Injuries commonly seen from ATVs include eye injuries, minor scrapes and bruises, broken bones, head injuries, spine injuries, and death. ATVs became popular in the 1980s and were often sold as toys. Quickly, people realized that they were dangerous. The Consumer Product Safety Commission (CPSC) reported that there were over 100,000 injuries from ATV’s in 2012 (about 25% involved kids under 16). The CPSC also reported that an average of 568 adults and 144 children died each year between 2001-2008. One out of every five deaths occurred when there was more than one rider on the ATV.
Age Recommendations for ATVs
- ATV drivers of any age should have proper safety training.
- Children under the age of 6 should not be on an ATV as a driver OR as a passenger.
- Children under the age of 12 should not operate an ATV as the driver.

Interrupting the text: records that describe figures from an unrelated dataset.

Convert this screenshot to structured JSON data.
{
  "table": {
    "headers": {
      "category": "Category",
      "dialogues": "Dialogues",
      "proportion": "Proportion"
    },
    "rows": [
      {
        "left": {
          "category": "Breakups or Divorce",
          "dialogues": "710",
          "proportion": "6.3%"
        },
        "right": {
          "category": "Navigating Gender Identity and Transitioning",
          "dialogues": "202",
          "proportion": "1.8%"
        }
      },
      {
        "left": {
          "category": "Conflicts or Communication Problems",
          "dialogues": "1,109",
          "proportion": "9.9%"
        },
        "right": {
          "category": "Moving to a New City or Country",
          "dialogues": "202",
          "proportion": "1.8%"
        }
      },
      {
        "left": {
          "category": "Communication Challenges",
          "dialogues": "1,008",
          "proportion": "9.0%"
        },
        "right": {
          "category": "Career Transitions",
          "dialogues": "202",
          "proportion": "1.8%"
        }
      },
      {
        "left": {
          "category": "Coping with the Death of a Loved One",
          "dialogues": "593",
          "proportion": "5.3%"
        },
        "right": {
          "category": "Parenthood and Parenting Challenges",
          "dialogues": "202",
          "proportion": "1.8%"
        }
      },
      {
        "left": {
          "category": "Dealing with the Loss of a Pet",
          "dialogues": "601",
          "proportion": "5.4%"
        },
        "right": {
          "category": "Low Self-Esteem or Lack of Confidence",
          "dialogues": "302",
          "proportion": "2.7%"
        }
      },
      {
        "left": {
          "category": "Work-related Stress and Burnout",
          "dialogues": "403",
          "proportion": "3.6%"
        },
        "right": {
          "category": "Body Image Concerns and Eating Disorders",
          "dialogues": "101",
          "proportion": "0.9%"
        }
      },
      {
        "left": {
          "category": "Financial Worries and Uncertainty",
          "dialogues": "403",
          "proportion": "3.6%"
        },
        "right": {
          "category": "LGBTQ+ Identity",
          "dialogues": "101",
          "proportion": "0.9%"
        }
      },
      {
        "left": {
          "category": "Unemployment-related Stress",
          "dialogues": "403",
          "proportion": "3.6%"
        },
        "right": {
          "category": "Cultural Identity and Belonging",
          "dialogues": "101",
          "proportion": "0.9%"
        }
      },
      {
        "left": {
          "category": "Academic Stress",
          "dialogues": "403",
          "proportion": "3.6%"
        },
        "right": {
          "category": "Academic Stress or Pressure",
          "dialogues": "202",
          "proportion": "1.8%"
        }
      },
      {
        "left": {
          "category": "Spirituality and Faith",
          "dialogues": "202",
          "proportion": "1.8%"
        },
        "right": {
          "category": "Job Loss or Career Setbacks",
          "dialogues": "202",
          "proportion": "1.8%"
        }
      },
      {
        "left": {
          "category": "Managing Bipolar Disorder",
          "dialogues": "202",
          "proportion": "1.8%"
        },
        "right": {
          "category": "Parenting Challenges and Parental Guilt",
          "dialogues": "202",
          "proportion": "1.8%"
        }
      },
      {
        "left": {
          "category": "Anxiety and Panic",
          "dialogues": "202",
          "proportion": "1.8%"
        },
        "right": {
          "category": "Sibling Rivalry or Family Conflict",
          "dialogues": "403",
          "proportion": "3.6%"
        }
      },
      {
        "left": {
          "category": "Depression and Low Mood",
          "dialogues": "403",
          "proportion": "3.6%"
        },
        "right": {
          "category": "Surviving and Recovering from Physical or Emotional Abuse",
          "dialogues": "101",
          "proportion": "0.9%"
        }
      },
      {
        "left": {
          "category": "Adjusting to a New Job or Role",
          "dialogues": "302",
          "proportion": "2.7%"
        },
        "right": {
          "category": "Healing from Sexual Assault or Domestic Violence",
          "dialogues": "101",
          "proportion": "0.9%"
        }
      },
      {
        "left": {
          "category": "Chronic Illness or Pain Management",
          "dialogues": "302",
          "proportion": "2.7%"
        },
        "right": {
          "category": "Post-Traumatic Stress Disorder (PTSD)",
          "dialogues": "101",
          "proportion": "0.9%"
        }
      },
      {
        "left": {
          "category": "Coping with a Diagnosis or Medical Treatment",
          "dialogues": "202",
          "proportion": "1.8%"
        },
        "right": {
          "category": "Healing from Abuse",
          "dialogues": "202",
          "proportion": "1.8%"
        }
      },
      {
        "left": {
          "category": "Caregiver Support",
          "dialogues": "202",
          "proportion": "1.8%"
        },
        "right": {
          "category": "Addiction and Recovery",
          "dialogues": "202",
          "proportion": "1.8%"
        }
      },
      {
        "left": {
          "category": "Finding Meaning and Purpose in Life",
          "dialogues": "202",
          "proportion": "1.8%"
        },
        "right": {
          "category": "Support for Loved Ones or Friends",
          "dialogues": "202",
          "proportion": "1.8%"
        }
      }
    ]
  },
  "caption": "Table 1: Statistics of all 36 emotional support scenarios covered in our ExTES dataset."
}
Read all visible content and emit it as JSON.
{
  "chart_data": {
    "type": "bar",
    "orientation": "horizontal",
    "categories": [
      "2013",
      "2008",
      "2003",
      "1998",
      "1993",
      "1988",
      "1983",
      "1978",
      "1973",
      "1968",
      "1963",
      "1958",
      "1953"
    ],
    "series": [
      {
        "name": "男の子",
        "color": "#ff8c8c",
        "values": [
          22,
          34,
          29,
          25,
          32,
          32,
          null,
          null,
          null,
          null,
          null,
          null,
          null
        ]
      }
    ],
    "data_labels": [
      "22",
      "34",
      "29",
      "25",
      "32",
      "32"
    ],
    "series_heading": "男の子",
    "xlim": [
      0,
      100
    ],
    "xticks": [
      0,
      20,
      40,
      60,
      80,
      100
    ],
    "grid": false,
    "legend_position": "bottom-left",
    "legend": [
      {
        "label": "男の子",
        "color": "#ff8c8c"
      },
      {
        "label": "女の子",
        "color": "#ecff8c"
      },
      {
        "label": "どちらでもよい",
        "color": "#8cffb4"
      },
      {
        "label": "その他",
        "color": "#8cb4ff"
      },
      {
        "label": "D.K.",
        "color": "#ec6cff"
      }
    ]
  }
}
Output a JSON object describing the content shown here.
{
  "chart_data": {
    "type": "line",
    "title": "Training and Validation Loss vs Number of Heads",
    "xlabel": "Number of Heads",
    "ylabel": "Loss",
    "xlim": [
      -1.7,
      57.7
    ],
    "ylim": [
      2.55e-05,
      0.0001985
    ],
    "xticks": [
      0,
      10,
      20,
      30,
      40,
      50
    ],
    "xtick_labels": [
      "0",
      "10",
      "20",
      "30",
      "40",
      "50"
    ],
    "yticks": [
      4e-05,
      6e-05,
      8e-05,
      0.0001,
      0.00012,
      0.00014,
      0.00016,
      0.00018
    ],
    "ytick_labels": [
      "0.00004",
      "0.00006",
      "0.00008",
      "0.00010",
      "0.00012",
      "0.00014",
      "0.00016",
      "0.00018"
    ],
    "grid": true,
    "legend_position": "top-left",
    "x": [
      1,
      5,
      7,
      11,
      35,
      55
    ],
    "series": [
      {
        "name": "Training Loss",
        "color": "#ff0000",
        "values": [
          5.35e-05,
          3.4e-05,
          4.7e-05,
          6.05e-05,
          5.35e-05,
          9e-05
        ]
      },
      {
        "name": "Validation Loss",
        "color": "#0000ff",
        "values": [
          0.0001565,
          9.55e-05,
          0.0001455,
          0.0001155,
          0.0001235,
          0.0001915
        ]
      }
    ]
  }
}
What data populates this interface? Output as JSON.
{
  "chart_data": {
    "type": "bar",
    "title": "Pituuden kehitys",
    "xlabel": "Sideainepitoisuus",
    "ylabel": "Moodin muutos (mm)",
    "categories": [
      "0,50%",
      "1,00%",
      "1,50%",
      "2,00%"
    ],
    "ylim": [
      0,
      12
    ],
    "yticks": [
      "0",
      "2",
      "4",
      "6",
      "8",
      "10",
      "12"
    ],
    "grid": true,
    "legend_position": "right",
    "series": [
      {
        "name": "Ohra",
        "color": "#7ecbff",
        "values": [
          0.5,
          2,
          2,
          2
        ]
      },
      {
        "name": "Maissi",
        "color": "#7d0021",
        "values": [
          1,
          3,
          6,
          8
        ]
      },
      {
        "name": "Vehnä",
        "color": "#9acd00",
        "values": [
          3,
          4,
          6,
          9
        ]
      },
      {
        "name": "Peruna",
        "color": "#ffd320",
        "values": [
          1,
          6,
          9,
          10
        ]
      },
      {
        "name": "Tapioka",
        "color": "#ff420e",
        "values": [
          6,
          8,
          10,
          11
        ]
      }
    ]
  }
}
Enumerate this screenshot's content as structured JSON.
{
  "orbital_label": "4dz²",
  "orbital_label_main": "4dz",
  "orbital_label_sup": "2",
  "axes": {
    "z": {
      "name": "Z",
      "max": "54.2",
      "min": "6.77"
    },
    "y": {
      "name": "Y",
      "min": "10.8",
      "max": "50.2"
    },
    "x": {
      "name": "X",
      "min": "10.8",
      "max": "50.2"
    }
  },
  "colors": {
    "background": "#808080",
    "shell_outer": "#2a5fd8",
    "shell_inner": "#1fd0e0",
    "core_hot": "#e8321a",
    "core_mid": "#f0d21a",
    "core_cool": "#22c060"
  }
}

- Drivers between 12 and 16 should not operate an ATV with an engine size of 90 cubic centimeters (90cc) or greater
- ATVs are designed for size and age. Do not let children under 16 operate an adult-sized ATV. Children under 16 lack the coordination, skills and experience to handle an adult-sized ATV.
- Children should always ride an age appropriate ATV with a speed limiter.
What can you do to make riding an ATV safer?
- Wear appropriate safety gear including a helmet, eye protection, gloves, over-ankle boots, long pants and a long-sleeved shirt.
- Get appropriate safety training before riding.
- Do not ride on paved roads.
- Do not carry more riders than the ATV was designed to carry.
- Do not “jump”.
- Ride only in appropriate weather with appropriate lighting.
- Ride only during daylight hours.
- Only ride an ATV designed for your age and size.
- An adult should supervise ATV activities.
- Lynch J et al. The continuing problem of All-Terrain Vehicle Injuries in Children. J Pediatr Surg. 1998;33(2)329-332
- Sandler et al. Pediatric “Off-Road Vehicle” Trauma: Determinants of Injury Severity and Type. Pediatr Emergency Care. 2012;28(12):1328-1333.
- Cvilanovich et al. A Population-Based Assessment of Pediatric All-Terrain Vehicle Injuries. Pediatrics. 2001;108(3):631-635.